Manchester Cancer Research Centre, University of Manchester, Manchester, UK.
Commun Med (Lond). 2025 May 6;5(1):157. doi: 10.1038/s43856-025-00883-x.
Genetic germline testing is restricted for African patients. Lack of ancestrally relevant genomic data perpetuated by African diversity has resulted in European-biased curated clinical variant databases and pathogenic prediction guidelines. While numerous variant pathogenicity prediction tools (VPPTs) exist, their performance has yet to be established within the context of African diversity.

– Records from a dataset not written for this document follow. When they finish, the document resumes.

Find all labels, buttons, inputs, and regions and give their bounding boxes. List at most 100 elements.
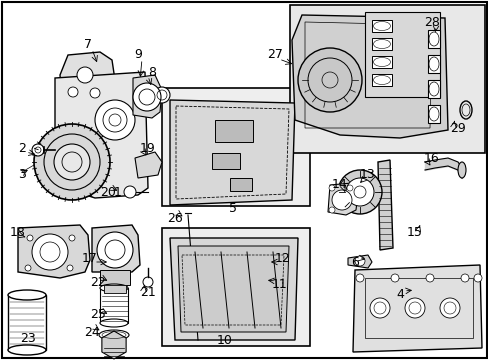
Text: 1: 1 (114, 185, 122, 198)
Ellipse shape (457, 162, 465, 178)
Circle shape (97, 232, 133, 268)
Circle shape (154, 87, 170, 103)
Text: 29: 29 (449, 122, 465, 135)
Text: 14: 14 (331, 179, 347, 192)
Polygon shape (170, 238, 297, 340)
Bar (427, 80, 439, 98)
Bar (371, 74, 391, 86)
Bar (162, 228, 309, 346)
Circle shape (369, 298, 389, 318)
Bar (162, 88, 309, 206)
Circle shape (32, 144, 44, 156)
Circle shape (425, 274, 433, 282)
Bar (364, 12, 439, 97)
Text: 24: 24 (84, 325, 100, 338)
Text: 26: 26 (167, 211, 183, 225)
Circle shape (124, 186, 136, 198)
Circle shape (390, 274, 398, 282)
Text: 6: 6 (350, 256, 358, 269)
Bar (427, 105, 439, 123)
Text: 16: 16 (423, 152, 439, 165)
Bar (427, 30, 439, 48)
Text: 22: 22 (90, 275, 106, 288)
Text: 17: 17 (82, 252, 98, 265)
Circle shape (297, 48, 361, 112)
Polygon shape (92, 225, 140, 272)
Circle shape (25, 265, 31, 271)
Bar (212, 153, 240, 169)
Bar (371, 20, 391, 32)
Bar (427, 55, 439, 73)
Circle shape (439, 298, 459, 318)
Circle shape (331, 190, 351, 210)
Bar (100, 270, 130, 285)
Circle shape (355, 274, 363, 282)
Circle shape (34, 124, 110, 200)
Bar (364, 278, 472, 338)
Circle shape (133, 83, 161, 111)
Polygon shape (102, 331, 126, 359)
Polygon shape (347, 255, 371, 268)
Text: 21: 21 (140, 285, 156, 298)
Circle shape (54, 144, 90, 180)
Circle shape (328, 207, 334, 213)
Polygon shape (135, 152, 162, 178)
Text: 10: 10 (217, 333, 232, 346)
Bar (215, 120, 252, 142)
Polygon shape (133, 75, 162, 118)
Circle shape (67, 265, 73, 271)
Text: 23: 23 (20, 332, 36, 345)
Text: 5: 5 (228, 202, 237, 215)
Circle shape (69, 235, 75, 241)
Ellipse shape (100, 284, 128, 292)
Bar (371, 38, 391, 50)
Text: 3: 3 (18, 168, 26, 181)
Polygon shape (291, 15, 447, 138)
Polygon shape (18, 225, 90, 278)
Circle shape (68, 87, 78, 97)
Circle shape (354, 256, 364, 266)
Text: 9: 9 (134, 49, 142, 62)
Polygon shape (170, 100, 294, 205)
Bar (289, 5, 484, 153)
Text: 20: 20 (100, 185, 116, 198)
Circle shape (90, 88, 100, 98)
Text: 4: 4 (395, 288, 403, 302)
Text: 27: 27 (266, 49, 283, 62)
Text: 25: 25 (90, 309, 106, 321)
Circle shape (337, 170, 381, 214)
Bar (229, 178, 251, 191)
Circle shape (404, 298, 424, 318)
Polygon shape (352, 265, 481, 352)
Ellipse shape (100, 319, 128, 327)
Circle shape (473, 274, 481, 282)
Text: 15: 15 (406, 225, 422, 238)
Text: 11: 11 (271, 279, 287, 292)
Circle shape (346, 178, 373, 206)
Text: 7: 7 (84, 39, 92, 51)
Circle shape (77, 67, 93, 83)
Circle shape (142, 277, 153, 287)
Text: 19: 19 (140, 141, 156, 154)
Polygon shape (377, 160, 392, 250)
Circle shape (460, 274, 468, 282)
Bar (371, 56, 391, 68)
Text: 12: 12 (275, 252, 290, 265)
Ellipse shape (8, 345, 46, 355)
Text: 18: 18 (10, 225, 26, 238)
Polygon shape (60, 52, 115, 118)
Bar (104, 285, 126, 293)
Polygon shape (178, 246, 288, 332)
Text: 13: 13 (359, 168, 375, 181)
Ellipse shape (8, 290, 46, 300)
Bar (8, 295, 46, 350)
Bar (100, 288, 128, 323)
Text: 28: 28 (423, 15, 439, 28)
Circle shape (328, 185, 334, 191)
Circle shape (27, 235, 33, 241)
Circle shape (32, 234, 68, 270)
Circle shape (346, 185, 352, 191)
Text: 8: 8 (148, 66, 156, 78)
Circle shape (95, 100, 135, 140)
Polygon shape (55, 72, 148, 198)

To address this limitation, we assessed 54 VPPTs for predictive performance (sensitivity, specificity, false positive and negative rates) across 145,291 known pathogenic or benign variants derived from 50 Southern African and 50 European men matched for advanced prostate cancer. Prioritising VPPTs for optimal ancestral performance, we screened 5.3 million variants of unknown significance for predicted functional and oncogenic potential.

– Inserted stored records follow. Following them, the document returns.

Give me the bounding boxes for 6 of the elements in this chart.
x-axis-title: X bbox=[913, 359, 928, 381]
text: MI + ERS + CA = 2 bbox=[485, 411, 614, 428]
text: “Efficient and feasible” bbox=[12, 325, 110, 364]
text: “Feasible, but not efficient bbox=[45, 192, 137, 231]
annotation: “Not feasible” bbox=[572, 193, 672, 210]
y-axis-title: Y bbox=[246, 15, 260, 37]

We observe a 2.1- and 4.1-fold increase in the number of known and predicted rare pathogenic or benign variants, respectively, against a 1.6-fold decrease in the number of available interrogated variants in our European over African data. Although sensitivity was significantly lower for our African data overall (0.66 vs 0.71, p = 9.86E-06), MetaSVM, CADD, Eigen-raw, BayesDel-noAF, phyloP100way-vertebrate and MVP outperformed irrespective of ancestry. Conversely, MutationTaster, DANN, LRT and GERP-RS were African-specific top performers, while MutationAssessor, PROVEAN, LIST-S2 and REVEL are European-specific. Using these pathogenic prediction workflows, we narrow the ancestral gap for potentially deleterious and oncogenic variant prediction in favour of our African data by 1.15- and 1.1-fold, respectively.

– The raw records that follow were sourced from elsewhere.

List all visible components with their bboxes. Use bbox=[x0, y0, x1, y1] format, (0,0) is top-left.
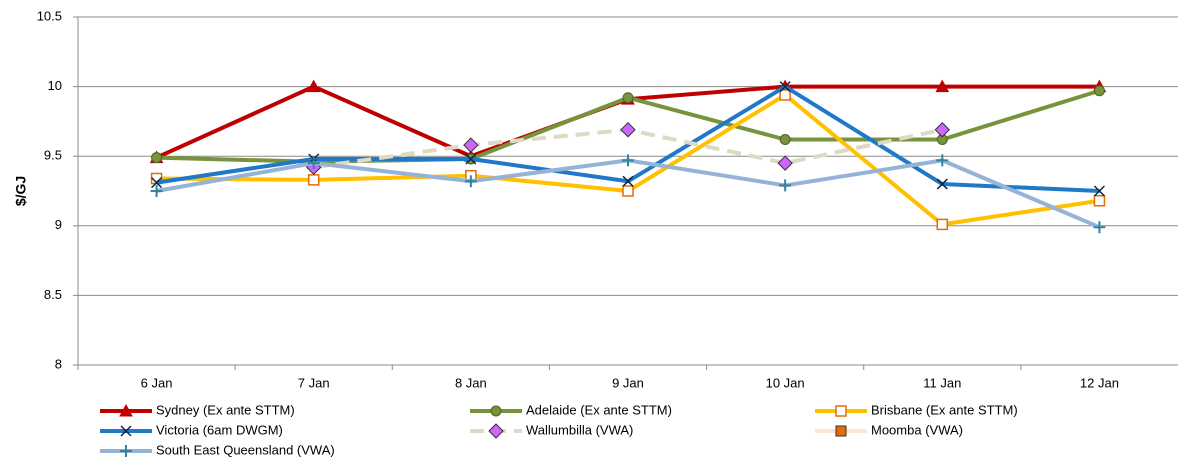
y-tick-label: 8.5 bbox=[44, 287, 62, 302]
x-tick-label: 9 Jan bbox=[612, 375, 644, 390]
legend-label: Adelaide (Ex ante STTM) bbox=[526, 402, 672, 417]
x-tick-label: 11 Jan bbox=[923, 375, 961, 390]
x-tick-label: 8 Jan bbox=[455, 375, 487, 390]
marker bbox=[306, 79, 321, 93]
marker bbox=[1093, 185, 1105, 197]
marker bbox=[120, 445, 132, 457]
marker bbox=[779, 81, 791, 93]
marker bbox=[1093, 85, 1105, 97]
marker bbox=[777, 155, 793, 171]
y-tick-label: 8 bbox=[55, 356, 62, 371]
marker bbox=[620, 122, 636, 138]
marker bbox=[150, 185, 163, 197]
marker bbox=[464, 175, 477, 188]
marker bbox=[622, 154, 634, 167]
marker bbox=[465, 153, 477, 165]
marker bbox=[935, 79, 950, 93]
marker bbox=[936, 218, 949, 231]
legend-label: Victoria (6am DWGM) bbox=[156, 422, 283, 437]
y-axis-label: $/GJ bbox=[13, 176, 29, 206]
marker bbox=[936, 154, 949, 167]
marker bbox=[835, 425, 847, 437]
y-tick-label: 10 bbox=[48, 78, 62, 93]
marker bbox=[488, 423, 504, 439]
marker bbox=[936, 178, 948, 190]
marker bbox=[779, 89, 791, 101]
marker bbox=[119, 403, 133, 417]
marker bbox=[1093, 194, 1106, 207]
x-tick-label: 10 Jan bbox=[766, 375, 805, 390]
legend-label: South East Queensland (VWA) bbox=[156, 442, 335, 457]
y-tick-label: 9.5 bbox=[44, 148, 62, 163]
legend-label: Wallumbilla (VWA) bbox=[526, 422, 633, 437]
marker bbox=[622, 92, 634, 104]
marker bbox=[1093, 221, 1106, 234]
marker bbox=[307, 174, 320, 186]
marker bbox=[835, 405, 847, 417]
legend-label: Sydney (Ex ante STTM) bbox=[156, 402, 295, 417]
marker bbox=[151, 177, 163, 189]
marker bbox=[463, 137, 479, 153]
marker bbox=[307, 157, 320, 170]
marker bbox=[120, 425, 132, 437]
legend-label: Moomba (VWA) bbox=[871, 422, 963, 437]
marker bbox=[622, 175, 634, 187]
legend-label: Brisbane (Ex ante STTM) bbox=[871, 402, 1018, 417]
x-tick-label: 7 Jan bbox=[298, 375, 330, 390]
marker bbox=[151, 152, 163, 164]
marker bbox=[779, 179, 792, 192]
y-tick-label: 10.5 bbox=[37, 8, 62, 23]
x-tick-label: 6 Jan bbox=[141, 375, 173, 390]
y-tick-label: 9 bbox=[55, 217, 62, 232]
marker bbox=[622, 185, 634, 197]
marker bbox=[490, 405, 502, 417]
x-tick-label: 12 Jan bbox=[1080, 375, 1119, 390]
marker bbox=[934, 122, 950, 138]
marker bbox=[779, 133, 791, 145]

Although VPPT sensitivity favours European data, our findings provide guidelines for VPPT selection to maximise rare pathogenic variant prediction for African disease studies.
非洲患者的遗传性种系检测受到限制。非洲多样性导致缺乏与祖先相关的基因组数据,从而产生了以欧洲为偏向的临床变异数据库和致病性预测指南。虽然存在众多变异致病性预测工具(VPPT),但其在非洲多样性背景下的性能尚未确定。
为解决这一局限性,我们评估了54种VPPT在145291个已知致病性或良性变异中的预测性能(敏感性、特异性、假阳性和假阴性率),这些变异来自50名患有晚期前列腺癌的南非男性和50名欧洲男性。为了优先选择具有最佳祖先性能的VPPT,我们筛选了530万个意义未明的变异,以预测其功能和致癌潜力。
我们观察到,与欧洲数据相比,我们非洲数据中已知和预测的罕见致病性或良性变异数量分别增加了2.1倍和4.1倍,而可用查询变异数量减少了1.6倍。虽然总体而言我们非洲数据的敏感性显著较低(0.66对0.71,p = 9.86E-06),但MetaSVM、CADD、Eigen-raw、BayesDel-noAF、phyloP100way-vertebrate和MVP无论祖先如何均表现出色。相反,MutationTaster、DANN、LRT和GERP-RS是非洲特异性的顶级 performers,而MutationAssessor、PROVEAN、LIST-S2和REVEL是欧洲特异性的。使用这些致病性预测工作流程,我们分别将有利于我们非洲数据的潜在有害和致癌变异预测的祖先差距缩小了1.15倍和1.1倍。
虽然VPPT敏感性有利于欧洲数据,但我们的研究结果为VPPT选择提供了指导方针,以最大限度地提高非洲疾病研究中罕见致病性变异的预测。